Step 1 :
After factoring out $ x $ we have:
$$ x^{4}-x^{3}-4x^{2}+4x = x ( x^{3}-x^{2}-4x+4 ) $$Step 2 :
To factor $ x^{3}-x^{2}-4x+4 $ we can use factoring by grouping:
Group $ \color{blue}{ x^{3} }$ with $ \color{blue}{ -x^{2} }$ and $ \color{red}{ -4x }$ with $ \color{red}{ 4 }$ then factor each group.

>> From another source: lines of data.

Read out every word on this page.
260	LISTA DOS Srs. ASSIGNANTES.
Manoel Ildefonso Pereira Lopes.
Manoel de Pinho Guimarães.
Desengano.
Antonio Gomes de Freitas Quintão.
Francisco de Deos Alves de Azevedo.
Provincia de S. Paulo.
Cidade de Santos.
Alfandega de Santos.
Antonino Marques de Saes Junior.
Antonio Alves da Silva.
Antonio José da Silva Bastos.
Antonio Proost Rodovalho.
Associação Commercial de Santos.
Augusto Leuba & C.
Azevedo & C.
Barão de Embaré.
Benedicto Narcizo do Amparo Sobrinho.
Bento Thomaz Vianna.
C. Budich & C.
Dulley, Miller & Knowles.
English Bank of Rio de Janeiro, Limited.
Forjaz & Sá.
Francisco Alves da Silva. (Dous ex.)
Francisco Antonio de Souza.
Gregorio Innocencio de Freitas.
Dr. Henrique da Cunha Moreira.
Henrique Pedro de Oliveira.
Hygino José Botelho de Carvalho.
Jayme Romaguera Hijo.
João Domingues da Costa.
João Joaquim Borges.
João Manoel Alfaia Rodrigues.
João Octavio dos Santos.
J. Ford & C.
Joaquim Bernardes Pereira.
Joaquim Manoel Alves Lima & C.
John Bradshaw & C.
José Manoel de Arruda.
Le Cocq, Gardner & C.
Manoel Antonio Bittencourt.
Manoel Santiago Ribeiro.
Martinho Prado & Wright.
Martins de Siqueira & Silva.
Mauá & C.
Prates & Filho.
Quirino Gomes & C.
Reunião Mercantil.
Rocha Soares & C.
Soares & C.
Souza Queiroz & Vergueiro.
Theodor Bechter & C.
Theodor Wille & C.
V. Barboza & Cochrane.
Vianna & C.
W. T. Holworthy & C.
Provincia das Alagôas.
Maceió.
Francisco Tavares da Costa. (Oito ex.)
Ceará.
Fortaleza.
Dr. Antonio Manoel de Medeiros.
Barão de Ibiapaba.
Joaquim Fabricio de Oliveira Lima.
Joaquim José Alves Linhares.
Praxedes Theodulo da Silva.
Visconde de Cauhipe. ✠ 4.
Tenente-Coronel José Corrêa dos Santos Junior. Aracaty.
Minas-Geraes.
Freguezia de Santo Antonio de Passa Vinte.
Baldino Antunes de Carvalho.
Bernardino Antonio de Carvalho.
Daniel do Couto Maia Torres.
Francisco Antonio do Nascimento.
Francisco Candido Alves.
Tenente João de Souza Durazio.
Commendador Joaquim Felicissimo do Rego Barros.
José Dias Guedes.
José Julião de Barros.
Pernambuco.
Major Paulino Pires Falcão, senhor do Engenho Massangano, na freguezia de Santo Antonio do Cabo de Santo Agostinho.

$$ \begin{aligned} x^{3}-x^{2}-4x+4 = ( \color{blue}{ x^{3}-x^{2} } ) + ( \color{red}{ -4x+4 }) &= \\ &= \color{blue}{ x^{2}( x-1 )} + \color{red}{ -4( x-1 ) } = \\ &= (x^{2}-4)(x-1) \end{aligned} $$Step 3 :
Rewrite $ x^{2}-4 $ as:
$$ x^{2}-4 = (x)^2 - (2)^2 $$Now we can apply the difference of squares formula.
$$ I^2 - II^2 = (I - II)(I + II) $$After putting $ I = x $ and $ II = 2 $ , we have:
$$ x^{2}-4 = (x)^2 - (2)^2 = ( x-2 ) ( x+2 ) $$